«Es mi secreto; va en ello la vida de su padre, de su madre y de usted»
«Visitar y cuidar a los enfermos»: era demasiado «feliz»
Un médico refería lo siguiente:
Hace tiempo fui llamado para curar a una joven de diecisiete años de edad que estaba pálida, triste, marchita. La habían visitado muchos médicos y, no conociendo su enfermedad, dijeron que era nerviosa. Su padre me llamó con lágrimas en los ojos para que la visitara y fui introducido en un cuartito lleno de adornos, donde la pobre niña estaba tendida en un sofá con los ojos medio cerrados, la cabeza inclinada, pálida como una estatua de mármol.
Adiviné el mal. Padecía en su jaula dorada porque era demasiado «feliz», no tenía obstáculo que vencer ni objetivo a que entregarse. Le dije que se preparara a salir conmigo en compañía de su papá.
—¿Con usted? ¿Y adónde?
—Es mi secreto —le dije en voz baja—; va en ello la vida de tu padre, de tu madre y la tuya.

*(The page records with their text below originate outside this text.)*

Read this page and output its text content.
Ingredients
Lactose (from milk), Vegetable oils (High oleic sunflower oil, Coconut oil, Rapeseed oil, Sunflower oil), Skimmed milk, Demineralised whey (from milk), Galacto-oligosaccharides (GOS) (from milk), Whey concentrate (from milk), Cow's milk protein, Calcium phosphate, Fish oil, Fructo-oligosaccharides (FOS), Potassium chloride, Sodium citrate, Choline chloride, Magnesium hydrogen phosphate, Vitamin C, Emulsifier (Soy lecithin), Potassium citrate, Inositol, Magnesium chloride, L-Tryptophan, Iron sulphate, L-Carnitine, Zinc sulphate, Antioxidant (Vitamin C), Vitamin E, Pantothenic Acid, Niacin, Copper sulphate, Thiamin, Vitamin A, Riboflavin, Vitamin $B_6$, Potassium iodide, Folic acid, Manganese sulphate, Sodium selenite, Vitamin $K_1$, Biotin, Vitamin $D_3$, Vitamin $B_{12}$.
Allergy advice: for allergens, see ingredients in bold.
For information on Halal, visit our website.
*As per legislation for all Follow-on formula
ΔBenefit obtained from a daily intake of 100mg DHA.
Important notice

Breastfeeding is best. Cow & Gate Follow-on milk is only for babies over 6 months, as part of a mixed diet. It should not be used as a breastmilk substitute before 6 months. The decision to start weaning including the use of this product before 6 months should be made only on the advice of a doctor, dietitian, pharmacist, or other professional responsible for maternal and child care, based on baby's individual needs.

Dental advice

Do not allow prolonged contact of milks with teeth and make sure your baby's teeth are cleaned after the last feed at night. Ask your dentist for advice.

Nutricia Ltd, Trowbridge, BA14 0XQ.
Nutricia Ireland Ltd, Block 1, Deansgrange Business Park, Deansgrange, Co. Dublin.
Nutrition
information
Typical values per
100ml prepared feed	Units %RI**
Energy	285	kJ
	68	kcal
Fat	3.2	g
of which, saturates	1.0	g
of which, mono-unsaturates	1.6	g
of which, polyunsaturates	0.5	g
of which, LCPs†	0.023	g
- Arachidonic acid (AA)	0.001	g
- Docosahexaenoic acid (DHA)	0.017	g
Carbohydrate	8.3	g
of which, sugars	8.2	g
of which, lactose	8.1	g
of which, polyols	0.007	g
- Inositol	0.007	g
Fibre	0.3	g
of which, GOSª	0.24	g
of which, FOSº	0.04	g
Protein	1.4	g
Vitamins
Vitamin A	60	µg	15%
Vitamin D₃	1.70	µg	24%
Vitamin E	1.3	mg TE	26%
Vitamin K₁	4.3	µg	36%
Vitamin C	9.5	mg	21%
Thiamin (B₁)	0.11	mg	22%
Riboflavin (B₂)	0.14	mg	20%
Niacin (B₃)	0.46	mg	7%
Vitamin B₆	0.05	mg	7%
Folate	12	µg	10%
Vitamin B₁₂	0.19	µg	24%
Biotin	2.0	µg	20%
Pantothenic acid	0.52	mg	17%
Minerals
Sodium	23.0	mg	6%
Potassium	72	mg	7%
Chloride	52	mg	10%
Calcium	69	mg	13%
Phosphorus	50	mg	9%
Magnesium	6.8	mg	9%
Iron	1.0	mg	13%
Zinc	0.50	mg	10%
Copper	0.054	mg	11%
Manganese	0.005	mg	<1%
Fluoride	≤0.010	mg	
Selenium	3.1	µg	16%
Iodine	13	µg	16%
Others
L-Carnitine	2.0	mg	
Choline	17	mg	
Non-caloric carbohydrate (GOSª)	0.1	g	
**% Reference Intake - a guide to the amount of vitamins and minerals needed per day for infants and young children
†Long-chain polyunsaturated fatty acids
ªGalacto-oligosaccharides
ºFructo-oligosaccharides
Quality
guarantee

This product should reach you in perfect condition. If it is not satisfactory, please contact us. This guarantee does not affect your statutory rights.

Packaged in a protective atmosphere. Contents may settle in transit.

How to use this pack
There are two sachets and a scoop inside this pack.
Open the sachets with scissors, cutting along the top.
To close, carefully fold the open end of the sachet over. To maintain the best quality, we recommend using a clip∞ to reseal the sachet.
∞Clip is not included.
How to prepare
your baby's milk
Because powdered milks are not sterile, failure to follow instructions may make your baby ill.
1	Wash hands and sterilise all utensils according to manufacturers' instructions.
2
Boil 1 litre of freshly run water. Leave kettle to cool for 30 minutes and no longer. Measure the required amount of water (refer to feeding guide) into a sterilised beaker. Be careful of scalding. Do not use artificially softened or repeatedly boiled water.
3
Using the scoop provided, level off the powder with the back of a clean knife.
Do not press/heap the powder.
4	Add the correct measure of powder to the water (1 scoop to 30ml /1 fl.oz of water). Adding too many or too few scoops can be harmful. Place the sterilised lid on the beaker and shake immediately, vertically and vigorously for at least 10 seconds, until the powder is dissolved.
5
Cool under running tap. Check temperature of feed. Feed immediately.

Pronto estuvo preparado el coche, y los llevé a ver a mis pobres. En la primera casa donde nos detuvimos, tuve que sostenerla hasta el quinto piso; subió sola a la segunda buhardilla, y a la tercera se me adelantó. Cuando los niños le besaban la mano y las pobres madres le daban las gracias, lloraba de contento, lo mismo que su padre. Aquel paseo le pareció corto, y por la tarde se entretuvo en buscar cosas con que ejercitar la caridad al día siguiente… Y recibió la salud, la alegría, la felicidad, que no se encontraba entre sus encajes de seda, sino en los harapos de sus hermanos, a los que entregó el corazón.
¡Vosotros, los hastiados de la vida, los aburridos, los inútiles, probad el remedio!
«Perdonar las injurias»: un ejemplo heroico
Pasa un viajero, un extranjero fastuoso, y una de las hermanitas se adelanta a él y le pide dulcemente:
—¡Para nuestros ancianitos, si lo tiene a bien, señor!
El extranjero la miró de arriba abajo con desprecio, pronunció una palabra grosera y, volviéndose, la escupió en el rostro.
Ella no se descompuso. No se movió una fibra de su bello rostro, se acordó de los salivazos a Cristo y, extendiendo otra vez la mano a aquel miserable, le dijo mansamente:
—Esto es para mí, señor; ¡ahora deme algo para mis ancianitos!
Quedaba un resto de corazón en aquel hombre; le puso en la mano una limosna, le pidió perdón y, con la cabeza baja, se alejó.